La seconde, partie gauche, évoque l’avenir immédiat et les ambitions du champion : battre le record de Leducq. Face à lui, le redoutable Rik Van Looy, son grand rival des arrivées au sprint des années 60, l’attend muni d’une massue. Leur situation en bas du dessin et au pied de la montagne, sur fond noir, traduit leur aptitude limitée dans les forts pourcentages. Sortant la tête du haut de la falaise, André Leducq surgit, son sac de victoires à la main. Son pied de nez et son sourire moqueur portés vers Darrigade prédisent la difficulté de la tâche du Dacquois. L’ensemble est surmonté de hauts sommets aux visages humains inquiétants armés d’un lourd marteau prêts à leur délivrer le coup de grâce.

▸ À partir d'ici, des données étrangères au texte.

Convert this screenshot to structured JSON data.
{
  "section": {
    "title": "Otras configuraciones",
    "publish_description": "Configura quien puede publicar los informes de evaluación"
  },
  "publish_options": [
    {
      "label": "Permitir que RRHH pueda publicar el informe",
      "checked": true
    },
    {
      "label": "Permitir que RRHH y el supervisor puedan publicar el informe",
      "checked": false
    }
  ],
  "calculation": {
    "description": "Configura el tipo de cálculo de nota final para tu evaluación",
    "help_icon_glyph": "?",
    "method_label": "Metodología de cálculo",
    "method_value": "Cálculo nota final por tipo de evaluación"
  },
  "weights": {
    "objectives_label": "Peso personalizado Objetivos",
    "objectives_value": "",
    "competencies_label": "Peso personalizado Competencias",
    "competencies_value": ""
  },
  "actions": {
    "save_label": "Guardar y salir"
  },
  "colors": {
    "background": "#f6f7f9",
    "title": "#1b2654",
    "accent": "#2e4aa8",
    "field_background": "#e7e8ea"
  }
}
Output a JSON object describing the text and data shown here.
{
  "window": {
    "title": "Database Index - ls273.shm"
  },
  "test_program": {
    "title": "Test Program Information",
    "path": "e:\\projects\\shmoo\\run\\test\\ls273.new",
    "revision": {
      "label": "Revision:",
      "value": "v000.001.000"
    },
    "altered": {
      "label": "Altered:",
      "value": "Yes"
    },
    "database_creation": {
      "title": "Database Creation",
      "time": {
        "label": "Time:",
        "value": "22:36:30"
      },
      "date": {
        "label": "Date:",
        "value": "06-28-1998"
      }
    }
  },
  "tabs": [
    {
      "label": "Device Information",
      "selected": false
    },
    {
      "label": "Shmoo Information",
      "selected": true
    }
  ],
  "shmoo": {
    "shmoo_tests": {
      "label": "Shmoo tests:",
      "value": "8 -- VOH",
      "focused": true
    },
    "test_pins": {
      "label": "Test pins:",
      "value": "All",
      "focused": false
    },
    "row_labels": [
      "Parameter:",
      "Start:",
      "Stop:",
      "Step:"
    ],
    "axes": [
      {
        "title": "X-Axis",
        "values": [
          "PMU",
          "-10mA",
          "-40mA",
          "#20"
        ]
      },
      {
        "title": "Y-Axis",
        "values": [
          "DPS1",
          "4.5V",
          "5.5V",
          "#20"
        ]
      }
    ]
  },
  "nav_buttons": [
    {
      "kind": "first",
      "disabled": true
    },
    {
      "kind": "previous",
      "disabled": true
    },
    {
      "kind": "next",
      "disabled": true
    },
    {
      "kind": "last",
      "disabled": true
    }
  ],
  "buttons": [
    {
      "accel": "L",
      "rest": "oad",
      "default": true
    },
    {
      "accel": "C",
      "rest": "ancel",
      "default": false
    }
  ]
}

La troisième, partie droite, égraine le riche et long palmarès de ce champion polyvalent (courses d’un jour ou par étapes, sur route ou sur piste). 
Le National (59) ; les 6 jours de Paris au Vel d’Hiv (57 et 58 avec Anquetil et Terruzzi); le Tour de Lombardie (56 devant Coppi) ; le Trophée Baracchi (56 avec Rolf Graf) ; Daumesnil (ses premières victoires probantes chez les amateurs puis la Roue d’Or 57). 
En bas, Pellos figure un trio « champion de France 1955, Bobet, Châteaulin » : la plus belle victoire de Darrigade. Bobet, battu au sprint, en garda un souvenir amer parfaitement illustré ici. Ce succès, houleux et indécis, instaure l’usage de la photo finish aux arrivées d’étapes du Tour.
Enfin, son maillot de champion du monde sur route (59), le plus prestigieux de tous.

Par la justesse de son trait de dessin, l’exactitude sportive de la carrière du champion, sa très haute connaissance du milieu cycliste, Pellos rend un hommage appuyé et mérité à l’un des plus populaires coureurs français de l’après-guerre. Cette caricature illustrant le numéro 40 de janvier 1964 du « Miroir du cyclisme » lance une saison d’un cru exceptionnel. Jacques Anquetil gagne le Giro ; Raymond Poulidor la Vuelta. Leur duel attendu sur le Tour scinde la France en deux et entre dans l’Histoire de la Grande Boucle. Eddy Merckx éclot aux championnats du monde amateurs de Sallanches. André Darrigade signe ses deux dernières victoires d’étapes.
Pellos nous en livre l’une de ses plus belles histoires…sans paroles.